11. Data Protection and Privacy

The Company processes personal data of Affiliates in accordance with its Privacy Policy and applicable data protection laws, including the General Data Protection Regulation (GDPR) where applicable.

  • Personal data collected during registration (e.g., name, email address, PayPal account) is used solely for administering the Affiliate relationship and processing payouts.
  • Data may be shared with PromoteKit as a data processor to the extent necessary for operating the Program.
  • Affiliates must comply with applicable data protection laws in their own promotional activities and must not collect or process personal data of potential customers in violation of such laws.

12. Relationship of the Parties

The Affiliate is an independent contractor and not an employee, agent, partner, or joint venture of the Company. The Affiliate has no authority to bind the Company to any agreement or obligation. The Affiliate is solely responsible for their own taxes, insurance, and business operations.

13. Governing Law and Dispute Resolution

This Agreement shall be governed by and construed in accordance with the laws of the jurisdiction in which the Company is incorporated, without regard to conflict of law principles.

In the event of a dispute, both parties agree to first attempt to resolve the matter amicably through good-faith negotiation. If no resolution is reached within 30 days, disputes may be submitted to binding arbitration or the competent courts of the Company's jurisdiction, as elected by the Company.

Nothing in this section shall prevent either party from seeking urgent injunctive or equitable relief from a court of competent jurisdiction.

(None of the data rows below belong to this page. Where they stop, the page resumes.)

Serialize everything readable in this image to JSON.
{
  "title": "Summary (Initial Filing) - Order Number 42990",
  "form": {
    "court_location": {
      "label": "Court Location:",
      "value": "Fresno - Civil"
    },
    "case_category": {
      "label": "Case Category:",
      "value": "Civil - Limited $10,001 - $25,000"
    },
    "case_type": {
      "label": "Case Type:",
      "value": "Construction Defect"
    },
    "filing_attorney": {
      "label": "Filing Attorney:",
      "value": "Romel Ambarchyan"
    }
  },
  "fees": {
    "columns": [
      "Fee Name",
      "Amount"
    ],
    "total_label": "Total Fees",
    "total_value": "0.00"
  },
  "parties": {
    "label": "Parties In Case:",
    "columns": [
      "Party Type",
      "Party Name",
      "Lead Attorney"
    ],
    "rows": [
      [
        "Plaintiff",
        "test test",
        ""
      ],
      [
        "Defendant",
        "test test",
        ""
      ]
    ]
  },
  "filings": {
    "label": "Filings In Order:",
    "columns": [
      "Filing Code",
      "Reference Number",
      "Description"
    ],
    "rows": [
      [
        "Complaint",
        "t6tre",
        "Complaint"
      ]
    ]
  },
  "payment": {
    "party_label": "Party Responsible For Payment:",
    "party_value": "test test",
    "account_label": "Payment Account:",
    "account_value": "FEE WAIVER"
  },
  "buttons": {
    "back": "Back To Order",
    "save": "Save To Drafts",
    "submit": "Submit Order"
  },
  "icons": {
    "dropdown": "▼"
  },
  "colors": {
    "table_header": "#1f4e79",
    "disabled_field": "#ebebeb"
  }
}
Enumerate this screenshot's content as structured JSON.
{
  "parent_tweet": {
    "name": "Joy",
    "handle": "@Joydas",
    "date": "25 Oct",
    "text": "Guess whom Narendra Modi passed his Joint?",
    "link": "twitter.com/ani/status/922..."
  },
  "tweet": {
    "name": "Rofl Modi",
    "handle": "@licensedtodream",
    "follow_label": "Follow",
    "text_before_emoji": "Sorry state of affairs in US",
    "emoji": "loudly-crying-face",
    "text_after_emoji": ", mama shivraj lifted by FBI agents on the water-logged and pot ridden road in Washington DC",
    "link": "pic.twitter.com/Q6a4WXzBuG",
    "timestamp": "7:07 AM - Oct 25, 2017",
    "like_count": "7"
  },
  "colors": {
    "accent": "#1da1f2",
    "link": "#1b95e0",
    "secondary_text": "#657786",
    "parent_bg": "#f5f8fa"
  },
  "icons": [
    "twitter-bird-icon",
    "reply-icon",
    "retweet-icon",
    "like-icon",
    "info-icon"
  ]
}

Affiliates in the European Union retain the right to seek resolution through their local consumer protection authorities or the EU Online Dispute Resolution platform (https://ec.europa.eu/consumers/odr) where applicable.

14. General Provisions

  • Entire Agreement: This Agreement constitutes the entire agreement between the parties with respect to the Program and supersedes all prior agreements or understandings.
  • Severability: If any provision of this Agreement is found to be invalid or unenforceable, the remaining provisions shall remain in full force and effect.
  • Waiver: Failure by the Company to enforce any right under this Agreement shall not be deemed a waiver of that right.
  • Assignment: The Affiliate may not assign or transfer their rights or obligations under this Agreement without prior written consent of the Company. The Company may assign this Agreement freely.
  • Language: This Agreement is made in the English language. In the event of any conflict between an English version and a translation, the English version shall prevail.